Головкин, как человек опытный и наблюдательный, успел сообразить, что ночные гости не представляют серьезной опасности. Они позаботились о том, чтобы Илья Андреевич не видел их лиц, стало быть, намерены оставить его в живых при любом исходе. А исход один — денег они не найдут.

Это были русские, юные шальные «отморозки». Судя по всему, информация о миллионе попала к ним случайно или почти случайно. Солидные люди не решились бы на такое безумие. Солидные люди сначала бы выяснили, чьи это деньги, и хорошенько подумали, прежде чем влезать в номер к казначею Сквозняка.
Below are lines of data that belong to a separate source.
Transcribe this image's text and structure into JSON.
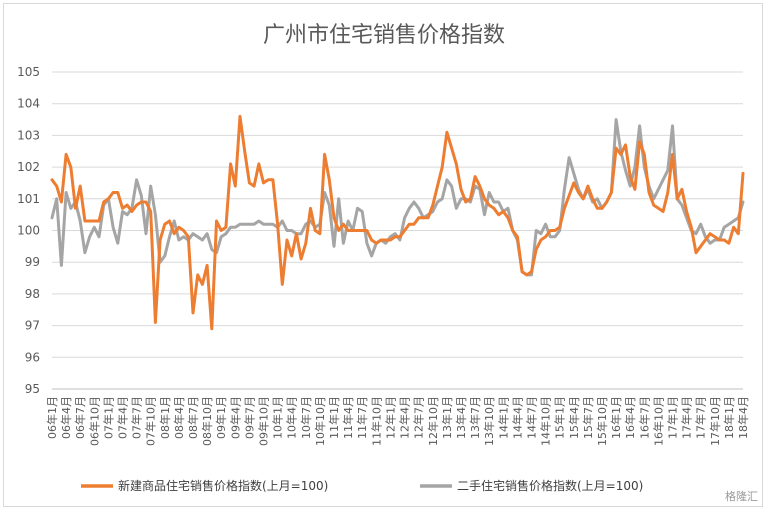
{
  "chart_data": {
    "type": "line",
    "title": "广州市住宅销售价格指数",
    "ylim": [
      95,
      105
    ],
    "yticks": [
      95,
      96,
      97,
      98,
      99,
      100,
      101,
      102,
      103,
      104,
      105
    ],
    "grid": "horizontal",
    "legend_position": "bottom",
    "x_tick_labels": [
      "06年1月",
      "06年4月",
      "06年7月",
      "06年10月",
      "07年1月",
      "07年4月",
      "07年7月",
      "07年10月",
      "08年1月",
      "08年4月",
      "08年7月",
      "08年10月",
      "09年1月",
      "09年4月",
      "09年7月",
      "09年10月",
      "10年1月",
      "10年4月",
      "10年7月",
      "10年10月",
      "11年1月",
      "11年4月",
      "11年7月",
      "11年10月",
      "12年1月",
      "12年4月",
      "12年7月",
      "12年10月",
      "13年1月",
      "13年4月",
      "13年7月",
      "13年10月",
      "14年1月",
      "14年4月",
      "14年7月",
      "14年10月",
      "15年1月",
      "15年4月",
      "15年7月",
      "15年10月",
      "16年1月",
      "16年4月",
      "16年7月",
      "16年10月",
      "17年1月",
      "17年4月",
      "17年7月",
      "17年10月",
      "18年1月",
      "18年4月"
    ],
    "series": [
      {
        "name": "新建商品住宅销售价格指数(上月=100)",
        "color": "#ED7D31",
        "values": [
          101.6,
          101.4,
          100.9,
          102.4,
          102.0,
          100.7,
          101.4,
          100.3,
          100.3,
          100.3,
          100.3,
          100.9,
          101.0,
          101.2,
          101.2,
          100.7,
          100.8,
          100.6,
          100.8,
          100.9,
          100.9,
          100.6,
          97.1,
          99.7,
          100.2,
          100.3,
          99.9,
          100.1,
          100.0,
          99.8,
          97.4,
          98.6,
          98.3,
          98.9,
          96.9,
          100.3,
          100.0,
          100.1,
          102.1,
          101.4,
          103.6,
          102.5,
          101.5,
          101.4,
          102.1,
          101.5,
          101.6,
          101.6,
          100.2,
          98.3,
          99.7,
          99.2,
          99.9,
          99.1,
          99.6,
          100.7,
          100.0,
          99.9,
          102.4,
          101.6,
          100.4,
          100.0,
          100.2,
          100.0,
          100.0,
          100.0,
          100.0,
          100.0,
          99.7,
          99.6,
          99.7,
          99.7,
          99.7,
          99.8,
          99.8,
          100.0,
          100.2,
          100.2,
          100.4,
          100.4,
          100.4,
          100.8,
          101.4,
          102.0,
          103.1,
          102.6,
          102.1,
          101.3,
          100.9,
          101.0,
          101.7,
          101.4,
          101.0,
          100.8,
          100.7,
          100.5,
          100.6,
          100.4,
          100.0,
          99.8,
          98.7,
          98.6,
          98.7,
          99.4,
          99.7,
          99.8,
          100.0,
          100.0,
          100.1,
          100.7,
          101.1,
          101.5,
          101.2,
          101.0,
          101.4,
          101.0,
          100.7,
          100.7,
          100.9,
          101.2,
          102.6,
          102.4,
          102.7,
          101.7,
          101.3,
          102.8,
          102.4,
          101.2,
          100.8,
          100.7,
          100.6,
          101.2,
          102.4,
          101.0,
          101.3,
          100.6,
          100.1,
          99.3,
          99.5,
          99.7,
          99.9,
          99.8,
          99.7,
          99.7,
          99.6,
          100.1,
          99.9,
          101.8
        ]
      },
      {
        "name": "二手住宅销售价格指数(上月=100)",
        "color": "#A5A5A5",
        "values": [
          100.4,
          101.0,
          98.9,
          101.2,
          100.7,
          100.9,
          100.3,
          99.3,
          99.8,
          100.1,
          99.8,
          100.8,
          101.0,
          100.1,
          99.6,
          100.6,
          100.5,
          100.7,
          101.6,
          101.1,
          99.9,
          101.4,
          100.5,
          99.0,
          99.2,
          99.8,
          100.3,
          99.7,
          99.8,
          99.7,
          99.9,
          99.8,
          99.7,
          99.9,
          99.4,
          99.3,
          99.8,
          99.9,
          100.1,
          100.1,
          100.2,
          100.2,
          100.2,
          100.2,
          100.3,
          100.2,
          100.2,
          100.2,
          100.1,
          100.3,
          100.0,
          100.0,
          99.9,
          99.9,
          100.2,
          100.3,
          100.1,
          100.2,
          101.2,
          100.8,
          99.5,
          101.0,
          99.6,
          100.3,
          100.0,
          100.7,
          100.6,
          99.6,
          99.2,
          99.6,
          99.7,
          99.6,
          99.8,
          99.9,
          99.7,
          100.4,
          100.7,
          100.9,
          100.7,
          100.4,
          100.5,
          100.6,
          100.9,
          101.0,
          101.6,
          101.4,
          100.7,
          101.0,
          101.0,
          100.9,
          101.4,
          101.3,
          100.5,
          101.2,
          100.9,
          100.9,
          100.6,
          100.7,
          100.0,
          99.7,
          98.7,
          98.6,
          98.6,
          100.0,
          99.9,
          100.2,
          99.8,
          99.8,
          100.0,
          101.3,
          102.3,
          101.8,
          101.3,
          101.0,
          101.3,
          100.9,
          101.0,
          100.7,
          100.9,
          101.2,
          103.5,
          102.5,
          101.9,
          101.4,
          102.0,
          103.3,
          102.0,
          101.4,
          101.0,
          101.3,
          101.6,
          101.9,
          103.3,
          101.0,
          100.8,
          100.4,
          100.0,
          99.9,
          100.2,
          99.8,
          99.6,
          99.7,
          99.7,
          100.1,
          100.2,
          100.3,
          100.4,
          100.9
        ]
      }
    ]
  },
  "watermark": "格隆汇"
}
Несильно вмазав напоследок Илье Андреевичу под дых и оставив его жалкое барахлишко валяться на гостиничном вытертом паласе, мальчики удалились ни с чем.

Подождав для верности еще минут десять, Илья Андреевич встал, тихонько вышел на балкон, сунул руку между витыми прутьями и стал шарить за перегородкой. Сначала он подумал, что кейс просто упал на пол. Встав на четвереньки, Головкин протиснул ладонь в узкую щель под перегородкой. Сердце его остановилось.

Стараясь унять внезапную дрожь, Илья Андреевич вернулся в свой номер, взял тяжелую настольную лампу. Провод был достаточно длинным. Он вынес на балкон стул, потом зажженную лампу, залез на стул, держа ее в руках, и осветил сквозь прутья решетки соседний балкон. Кейса не было.

Сейчас, рассказывая все подробности той ужасной ночи, стараясь не глядеть в стальные глаза своего собеседника, Илья Андреевич подумал о том, что в общем никаких ошибок не допустил и поступил разумно.

Подобное уже случалось.

Несколько лет назад Сквозняк отдал ему на хранение маленький подлинник Шагала, бесценный кусок холста размером не больше двух развернутых школьных тетрадей. Было жаркое лето. Жена уехала на дачу к приятельнице.

Стояла очень душная ночь, Илья Андреевич проснулся от духоты, в комнате была открыта только форточка. Головкин боялся сквозняков, но решил открыть окно — спать в такой духоте невозможно. Взглянув в тихий ночной двор, он заметил, что у подъезда остановился бандитский джип, и безошибочное чутье подсказало, что это по его душу приехали пятеро человек, вылезающие из машины. Кто-то как-то пронюхал о картине.

Не долго думая, Головкин вытащил холст из-под матраса, завернул его в газеты. Соседи из квартиры напротив заканчивали ремонт. Лестничная площадка была уставлена ящиками, коробками с мусором. Пока любители Шагала входили в подъезд и поднимались на лифте, Илья Андреевич успел запихнуть бесценный холст в одну из коробок с грязными газетами на лестничной площадке.